Thursday, October 16, 2008

Cooking Class

I just got home from a meeting at church about their refugee ministry. It sounded like a good way to get connected at church, and it looks like the way I'm going to be helping out is on the food front. Apparently many refugees have never used a stove, and the food they find at Meijer has little to do with the food they're accustomed to eating. And having been in refugee camps, they probably didn't even have much of their traditional cuisine, but rather Red Cross rations.

I still vividly remember a scene in the Lost Boys where the boys are on a flight for the first time and are confronted with western food for the first time. They took the butter packages and licked them clean--they didn't know any better. Refugees don't know many of the basic skills necessary to function in American society, and high on the list is how to cook using American cooking implements and American products.
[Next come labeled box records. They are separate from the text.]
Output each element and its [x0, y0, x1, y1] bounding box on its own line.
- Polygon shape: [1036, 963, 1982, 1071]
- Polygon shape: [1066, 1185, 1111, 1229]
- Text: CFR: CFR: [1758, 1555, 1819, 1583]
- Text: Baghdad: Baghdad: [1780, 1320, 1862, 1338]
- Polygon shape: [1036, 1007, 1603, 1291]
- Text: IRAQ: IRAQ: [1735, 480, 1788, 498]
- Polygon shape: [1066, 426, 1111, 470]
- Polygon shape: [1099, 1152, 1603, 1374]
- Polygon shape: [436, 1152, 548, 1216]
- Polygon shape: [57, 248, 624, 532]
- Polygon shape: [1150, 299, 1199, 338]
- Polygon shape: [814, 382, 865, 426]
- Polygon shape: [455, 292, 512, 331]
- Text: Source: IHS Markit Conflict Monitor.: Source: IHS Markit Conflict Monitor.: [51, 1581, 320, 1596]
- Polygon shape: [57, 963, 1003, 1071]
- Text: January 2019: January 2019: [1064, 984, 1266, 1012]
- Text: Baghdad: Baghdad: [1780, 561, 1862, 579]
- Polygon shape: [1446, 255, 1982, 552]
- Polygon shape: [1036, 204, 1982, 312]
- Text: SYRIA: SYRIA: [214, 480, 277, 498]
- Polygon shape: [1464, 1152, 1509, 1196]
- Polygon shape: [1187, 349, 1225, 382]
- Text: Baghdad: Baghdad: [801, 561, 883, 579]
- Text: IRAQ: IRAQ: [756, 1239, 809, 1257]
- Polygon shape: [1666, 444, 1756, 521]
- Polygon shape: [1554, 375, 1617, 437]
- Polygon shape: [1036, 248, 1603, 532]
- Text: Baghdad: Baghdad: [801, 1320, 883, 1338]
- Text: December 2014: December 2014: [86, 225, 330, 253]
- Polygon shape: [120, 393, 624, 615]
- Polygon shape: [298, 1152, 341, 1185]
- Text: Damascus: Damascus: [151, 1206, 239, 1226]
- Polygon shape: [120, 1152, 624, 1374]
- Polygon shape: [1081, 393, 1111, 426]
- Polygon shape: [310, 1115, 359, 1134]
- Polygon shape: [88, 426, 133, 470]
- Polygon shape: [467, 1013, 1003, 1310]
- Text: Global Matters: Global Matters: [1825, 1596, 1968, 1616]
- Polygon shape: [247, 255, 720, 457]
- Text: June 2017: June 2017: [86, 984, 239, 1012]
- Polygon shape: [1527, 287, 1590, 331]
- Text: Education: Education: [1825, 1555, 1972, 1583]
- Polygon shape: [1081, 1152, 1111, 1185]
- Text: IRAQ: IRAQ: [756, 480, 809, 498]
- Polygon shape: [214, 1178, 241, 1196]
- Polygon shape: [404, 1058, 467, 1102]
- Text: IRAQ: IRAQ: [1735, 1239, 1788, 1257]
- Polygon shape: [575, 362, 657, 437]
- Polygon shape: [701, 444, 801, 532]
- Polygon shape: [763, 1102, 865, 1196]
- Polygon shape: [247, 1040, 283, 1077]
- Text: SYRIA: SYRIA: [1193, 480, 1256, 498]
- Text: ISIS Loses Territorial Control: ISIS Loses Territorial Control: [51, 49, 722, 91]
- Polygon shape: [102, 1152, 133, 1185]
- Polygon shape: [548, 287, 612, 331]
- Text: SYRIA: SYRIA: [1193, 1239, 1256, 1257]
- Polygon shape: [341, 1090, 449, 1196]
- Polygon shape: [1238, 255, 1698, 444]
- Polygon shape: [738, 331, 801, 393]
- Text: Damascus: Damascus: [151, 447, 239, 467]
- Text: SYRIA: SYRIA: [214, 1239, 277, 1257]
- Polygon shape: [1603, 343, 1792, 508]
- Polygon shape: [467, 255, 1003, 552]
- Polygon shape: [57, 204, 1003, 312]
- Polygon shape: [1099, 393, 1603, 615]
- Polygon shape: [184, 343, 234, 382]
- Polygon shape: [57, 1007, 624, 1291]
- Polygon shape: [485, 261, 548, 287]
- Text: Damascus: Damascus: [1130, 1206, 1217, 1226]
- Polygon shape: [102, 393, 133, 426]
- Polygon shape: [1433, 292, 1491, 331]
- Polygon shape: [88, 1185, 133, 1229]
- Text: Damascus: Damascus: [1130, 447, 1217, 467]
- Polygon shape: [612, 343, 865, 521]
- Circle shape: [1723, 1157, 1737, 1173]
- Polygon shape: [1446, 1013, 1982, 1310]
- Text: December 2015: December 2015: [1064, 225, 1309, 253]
Of course, I'm such a food nerd, I want to track down African spices for them, and help enable them to cook dishes that are familiar to them. I would enjoy learning from them as much as I would enjoy teaching them. I'm going to call the Splendid Table again, since I think Lynn Rosetta Kasper would get fired up with giving me ideas about African cuisine. I would imagine that traditional African spices have names that have little do with their English equivalent. I'd want to track them down and think it would be immense fun to see their faces light up when they open the bottle and smell something that reminds them of home.

It sounds like I'm going to be leading four women in a cooking expedition to Meijer, then showing them how to cook things at home. But it has to have certain parameters. Apparently they're on a budget of $400 a month for food for each family, which I think is very doable, if one shops intelligently. Also, they have benefits from the WIC program so I'm going to try and find out what foods they always have on hand. I'm thinking that root vegetables, rice and beans and the like could be constant staples around the house, and then one could supplement this with ground meats, and if chicken is on sale, with that, along with some canned and fresh veggies.

The woman who I spoke with doesn't really know their knife situation, so I suspect I'll be bringing my fancy-dancy knife sharpener along as well to make sure they're in good shape there too. As for now, I'm off to go be a food nerd and look up the foods of Rwanda, Cameroon, and Berundi.

3 comments:

alison said...

This is perfect for you. And you'll learn a lot as well.

Dan said...

Yeah, I think so. It should be fun. The woman who's been working with them seems to hate cooking, so she seemed to be glad to have someone who showed some interest. As with most things like this, I suspect that I'll derive more benefit from it than they will.

Torey said...

Good for you Dan. What a great ministry for you to be a part of. They are going to love you.